Barry Snyder ousted as head of Seneca Gaming
By Michael Beebe
News Staff Reporter

Barry E. Snyder Sr. was removed as chairman of the Seneca Gaming Corp. today by the gambling company's board of directors.

Snyder, 68, was removed in a surprise vote by the board, which then elected Norman "Cochise" Redeye, a retired Erie County sheriff's detective, to replace Snyder.

Snyder, who remains as president of the Seneca Nation of Indians, has served as chairman of the gambling operations since 2004.

Snyder is millionaire who made his money selling tax-free cigarettes and gasoline, one of the first Senecas to do so. His control of Seneca Gaming has turned controversial in recent years.

A planned $333 million Buffalo Creek Casino, which Seneca critics have dubbed too expensive, was temporarily halted in August, Snyder said, because of the downturn in the economy.
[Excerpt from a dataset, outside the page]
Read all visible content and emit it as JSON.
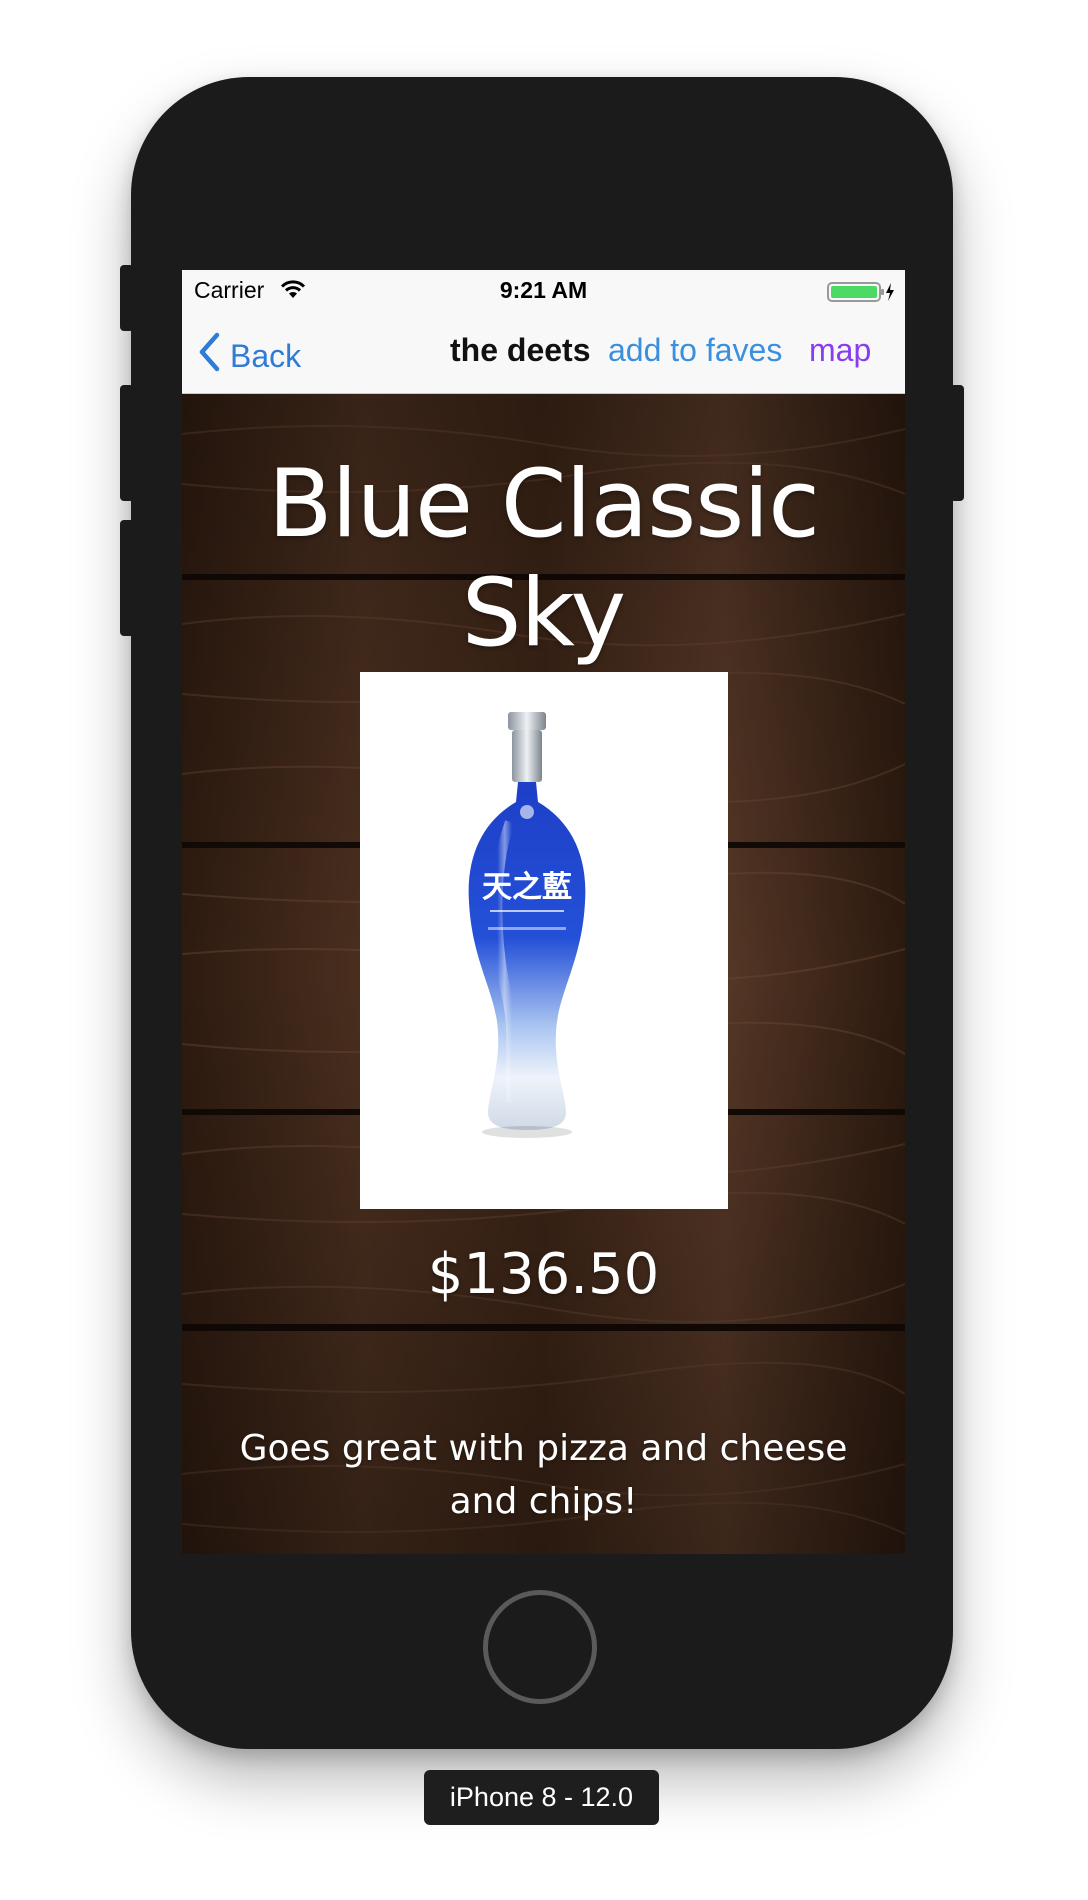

Its steel superstructure, erected at a cost of $82 million, rusts alongside the temporary Buffalo casino.

In November, Snyder forced out the highest ranking Native American in Seneca Gaming, Barry W. Brandon, the company's general counsel who had helped bring casino gambling to the Senecas.

Brandon received nearly $600,000 in severance pay, which denied him the right to speak about why he left. But his friends and fellow workers at Seneca Gaming said Snyder forced him to leave.

And then in December, faced with declining revenues, Seneca Gaming laid off 210 employees, five percent of its work force.

The reason became clear by month's end, when Seneca Gaming's annual report to the Securities and Exchange Commission reported a 13.9 percent drop in earnings.